A true mess of a VHDL design

Almost every linux kernel user is kinda familiar with it: a ‘make menuconfig’ calls up the blue configuration screen that lets you choose all kind of drivers. Some folks have been using the kconfig tool for embedded systems for a while, like busybox, or the very nice antares setup for esp8266 systems ().

So why not use the linux kernel config for hardware designs? Since I’ve been working with System on Chip (SoC) implementations of various kinds, I’ve kept shooting myself in the foot with a lot of maintenance work, caused by all kinds of different configurations. For example, I’d like to have a SoC where peripherals can be configured freely, or using another soft core. Merging all these projects into a single setup with *one* configuration entity to touch, turned out to be a bit of a challenge.

So far we used XML to describe the entire SoC. This generates all the necessary peripheral decoders and address maps automatically, like with the various system builder tools from the big FPGA vendors. But what if there is an entire family of SoCs even running on FPGAs from different vendors? Even then, an XML file would have to be written for each platform configuration. No good. Plus, the XML does not help you much in selecting the source files, unless you export Makefiles on the fly. No good idea either.

A better approach is, to actually specify *one* omnipotent hardware setup in the XML device description and use kconfig to turn on/off the components or even specify the number of instantiations, for example of several UARTs.

So what’s left to do?
kconfig covers up the export of its CONFIG parameters using various backends. There are already backends for:

  • Makefiles
  • C headers

Missing is the support for VHDL. This is currently done by a makefile hack which exports the configuration into a global_config.vhdl file. This is used as a package from every relevant HDL design file.

Now there comes up another problem: If units can be turned on or off, the component interface (I/O pin layout) will change. VHDL does not have any preprocessing functionality for the full power of conditional compilation, however, every decent developer system has a program which can do: The C preprocessor.

So for the top level SoC module which directly instances the peripheral I/O module with a conditional pin mapping, we use VHDL code decorated with the #ifdef statements known from C. These VHDL files have a .chdl suffix. In the Makefiles, there is simply a rule to convert this .chdl file to .vhdl. Done. We just need to figure out the proper Makefile rules and make sure everything is resynced to source files changes upon calling a “make all”.

The real stuff

So, how does it work?

menuconfig

When you call the classic “make menuconfig” inside our SoC project, you would see the above configuration screen.

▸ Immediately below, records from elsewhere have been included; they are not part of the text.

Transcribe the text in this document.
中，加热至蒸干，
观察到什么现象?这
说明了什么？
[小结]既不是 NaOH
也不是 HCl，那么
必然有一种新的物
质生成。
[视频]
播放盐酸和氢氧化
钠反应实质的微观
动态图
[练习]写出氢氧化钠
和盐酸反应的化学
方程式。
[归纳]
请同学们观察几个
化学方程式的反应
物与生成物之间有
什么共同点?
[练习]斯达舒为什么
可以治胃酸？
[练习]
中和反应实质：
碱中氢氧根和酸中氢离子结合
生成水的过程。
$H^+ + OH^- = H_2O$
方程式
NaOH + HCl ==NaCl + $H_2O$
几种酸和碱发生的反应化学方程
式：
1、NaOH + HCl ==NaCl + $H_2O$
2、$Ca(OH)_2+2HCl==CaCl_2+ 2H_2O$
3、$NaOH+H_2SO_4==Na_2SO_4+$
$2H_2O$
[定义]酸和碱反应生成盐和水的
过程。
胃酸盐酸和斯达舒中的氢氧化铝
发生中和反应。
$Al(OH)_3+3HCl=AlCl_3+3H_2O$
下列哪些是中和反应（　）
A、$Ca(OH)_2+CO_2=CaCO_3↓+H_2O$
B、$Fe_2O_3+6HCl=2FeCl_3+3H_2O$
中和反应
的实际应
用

Everything else works pretty much linux’ish.

For defining new hardware peripherals, you still have to do a few redundant extra steps:

  1. Edit the XML file with the register map of the peripheral
  2. Define the peripheral address mapping in the XML file
  3. Add the configuration options to the perio/Kconfig file, just like in Linux
  4. Adapt the kconfig->VHDL makefile script (vhdlconfig.mk)
  5. Of course: Implement the core for your peripheral to be instanced by the soc_mmr_perio module.

Step (4) could be simplified by writing a specific VHDL backend for kconfig. This is just “nice to have”, so maybe someone else would want to step in?

devdesc/XML for hardware

netpp/devdesc is close to having its 10th birthday. It’s our own XML language to describe devices and has been in service for quite a bit for Internet of Things applications. It turned out that not only existing hardware can be described with it, but a full SoC design can be generated at very little overhead. The gensoc tool, making heavy use of netpp technology, creates the full peripheral module including decoders and peripheral instances (like UART0, UART1, PWM, …) from a system description XML file.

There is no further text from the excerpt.